May 2025: Cabinet meetings become “theatre” with scripted self-congratulation and no hard questions. Three weeks after surviving challenge, Hogg pushes through Deputy Cabinet Member scheme creating five paid positions he alone controls — paper published 10pm Monday for Wednesday vote.

June 2025: Housing budget explodes to £40 million overspend after years ignoring damp and mould complaints. Millions more spent on rushed tech fixes with minimal scrutiny.

August 2025: Council maintains secrecy over £24.5 million regeneration scandal as residents wait 13 years for promised homes after Taylor Wimpey deal collapsed.

October 2025: Council launches survey about Putney Bridge junction day before “Here to Listen” community meeting where Hogg and local MP face questions about traffic crisis.

November 2025: New scrutiny system fails first test when headteacher defending autism school is silenced and closure upheld on 3-2 party-line vote after two hours producing zero changes.

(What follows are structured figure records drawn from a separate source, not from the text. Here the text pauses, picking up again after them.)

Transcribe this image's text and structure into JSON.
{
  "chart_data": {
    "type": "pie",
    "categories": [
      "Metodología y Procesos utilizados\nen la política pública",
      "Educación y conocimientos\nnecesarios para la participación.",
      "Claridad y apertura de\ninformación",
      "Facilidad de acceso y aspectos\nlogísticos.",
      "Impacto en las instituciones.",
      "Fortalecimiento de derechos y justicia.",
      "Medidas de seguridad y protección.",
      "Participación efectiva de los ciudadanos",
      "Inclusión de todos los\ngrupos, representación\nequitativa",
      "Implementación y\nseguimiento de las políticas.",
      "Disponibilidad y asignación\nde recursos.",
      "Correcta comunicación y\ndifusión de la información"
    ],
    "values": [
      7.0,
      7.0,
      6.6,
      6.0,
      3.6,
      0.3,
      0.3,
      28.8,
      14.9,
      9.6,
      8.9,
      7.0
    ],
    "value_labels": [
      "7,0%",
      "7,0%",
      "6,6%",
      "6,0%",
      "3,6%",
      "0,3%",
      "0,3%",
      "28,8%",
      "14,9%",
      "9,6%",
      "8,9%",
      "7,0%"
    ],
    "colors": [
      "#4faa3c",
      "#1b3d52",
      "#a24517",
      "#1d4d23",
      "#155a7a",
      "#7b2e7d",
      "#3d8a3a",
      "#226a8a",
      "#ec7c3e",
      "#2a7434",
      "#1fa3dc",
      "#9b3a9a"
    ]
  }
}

December 2025: Council still hasn’t implemented election count recommendations 15 months after catastrophic failure excluded 6,500 votes, with internal audit involvement still in “discussion” phase.

January 2026: Council buried resident survey showing 11% satisfaction drop, spending £33,000 on 2023 survey then hiding results on obscure website instead of usual publication channels.

Twelve consecutive months. Governance, housing, finance, democracy, transparency: every area showing the same pattern. Whether the council will implement performance monitoring for homelessness prevention, or continue operating programmes without measuring outcomes, follows this established approach. No public exchange occurred Wednesday. The meeting ran out of time.